Degli altri due paragrafi dell’articolo del Corriere, uno che correla la tosse secca con l’abuso di cannabis e uno che mette in guardia per la propria salute mentale, nel documento del NIDA non c’è traccia.
E quindi dove avrà preso il Corriere le informazioni usate per l’articolo? Da un altro articolo, pubblicato dalla CNN (lo trovate QUI e potete confrontarli), in cui viene data voce al dottor Albert Rizzo, pneumologo dell’American Lung Association, secondo il quale fumare cannabis può dare infiammazioni simili alle bronchiti, “molto simili a quelle causate dal fumo di tabacco”. E sconsiglia di fumare cannabis, anche in modo saltuario, facendo una distinzione sull’uso terapeutico della cannabis, che in America è stato considerato come un servizio essenziale.

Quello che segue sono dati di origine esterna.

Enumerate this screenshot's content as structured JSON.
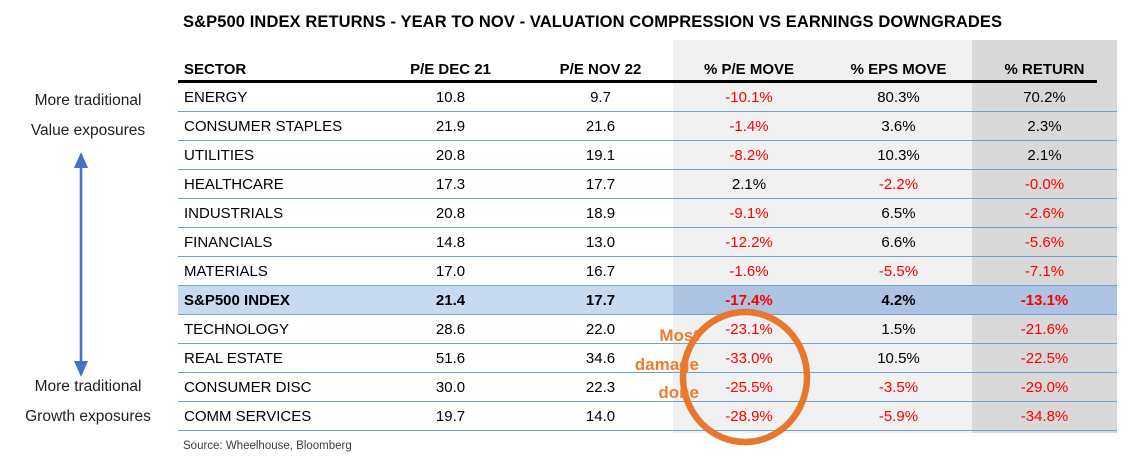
{
  "title": "S&P500 INDEX RETURNS - YEAR TO NOV - VALUATION COMPRESSION VS EARNINGS DOWNGRADES",
  "source": "Source: Wheelhouse, Bloomberg",
  "annotations": {
    "left_top": [
      "More traditional",
      "Value exposures"
    ],
    "left_bottom": [
      "More traditional",
      "Growth exposures"
    ],
    "circle_note": [
      "Most",
      "damage",
      "done"
    ]
  },
  "colors": {
    "negative_value": "#ff0000",
    "column_shade_light": "#f1f1f1",
    "column_shade_dark": "#d9d9d9",
    "index_row_left": "#c8daf0",
    "index_row_right": "#aec2e2",
    "annotation_orange": "#ed7d31",
    "arrow_blue": "#4472c4",
    "row_border_blue": "#6fa0d6"
  },
  "chart_data": {
    "type": "table",
    "title": "S&P500 INDEX RETURNS - YEAR TO NOV - VALUATION COMPRESSION VS EARNINGS DOWNGRADES",
    "columns": [
      "SECTOR",
      "P/E DEC 21",
      "P/E NOV 22",
      "% P/E MOVE",
      "% EPS MOVE",
      "% RETURN"
    ],
    "rows": [
      {
        "cells": [
          "ENERGY",
          "10.8",
          "9.7",
          "-10.1%",
          "80.3%",
          "70.2%"
        ],
        "highlight": false
      },
      {
        "cells": [
          "CONSUMER STAPLES",
          "21.9",
          "21.6",
          "-1.4%",
          "3.6%",
          "2.3%"
        ],
        "highlight": false
      },
      {
        "cells": [
          "UTILITIES",
          "20.8",
          "19.1",
          "-8.2%",
          "10.3%",
          "2.1%"
        ],
        "highlight": false
      },
      {
        "cells": [
          "HEALTHCARE",
          "17.3",
          "17.7",
          "2.1%",
          "-2.2%",
          "-0.0%"
        ],
        "highlight": false
      },
      {
        "cells": [
          "INDUSTRIALS",
          "20.8",
          "18.9",
          "-9.1%",
          "6.5%",
          "-2.6%"
        ],
        "highlight": false
      },
      {
        "cells": [
          "FINANCIALS",
          "14.8",
          "13.0",
          "-12.2%",
          "6.6%",
          "-5.6%"
        ],
        "highlight": false
      },
      {
        "cells": [
          "MATERIALS",
          "17.0",
          "16.7",
          "-1.6%",
          "-5.5%",
          "-7.1%"
        ],
        "highlight": false
      },
      {
        "cells": [
          "S&P500 INDEX",
          "21.4",
          "17.7",
          "-17.4%",
          "4.2%",
          "-13.1%"
        ],
        "highlight": true
      },
      {
        "cells": [
          "TECHNOLOGY",
          "28.6",
          "22.0",
          "-23.1%",
          "1.5%",
          "-21.6%"
        ],
        "highlight": false
      },
      {
        "cells": [
          "REAL ESTATE",
          "51.6",
          "34.6",
          "-33.0%",
          "10.5%",
          "-22.5%"
        ],
        "highlight": false
      },
      {
        "cells": [
          "CONSUMER DISC",
          "30.0",
          "22.3",
          "-25.5%",
          "-3.5%",
          "-29.0%"
        ],
        "highlight": false
      },
      {
        "cells": [
          "COMM SERVICES",
          "19.7",
          "14.0",
          "-28.9%",
          "-5.9%",
          "-34.8%"
        ],
        "highlight": false
      }
    ]
  }
}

Stessa opinione del dottor Mitchell Glass, altro pneumologo dell’associazione americana: “Il fumo cronico di marijuana, definito come uso quotidiano, danneggia i polmoni per un periodo di tempo”. Il risultato finale “assomiglia molto alla bronchite cronica, che è ovviamente uno dei termini che usiamo per la malattia polmonare ostruttiva cronica o BPCO”. Opinioni differenti da quelle dei ricercatori degli studi riportati sopra, che riportiamo per completezza.
Sicuramente, visto che il coronavirus è una patologia che colpisce i polmoni, è altamente sconsigliato fumare, in generale. Ma la cannabis è una sostanza complessa, che contiene diversi principi attivi differenti tra loro e liquidare la questione come ha fatto il Corriere significa solo fare disinformazione. Oltretutto in un momento in cui un ospedale israeliano sta sperimentando il CBD sui pazienti affetti da Covid-19 e un’azienda sta per far partire uno studio clinico, sempre per capire se il CBD possa aiutare contro l’infiammazione e i sintomi della patologia.
Scagliarsi contro la cannabis, con un secolo di proibizionismo alle spalle, è facile. Ciò che è difficile è raccontare la realtà senza pregiudizi. Che è poi quello che dovrebbe cercare di fare un giornalista.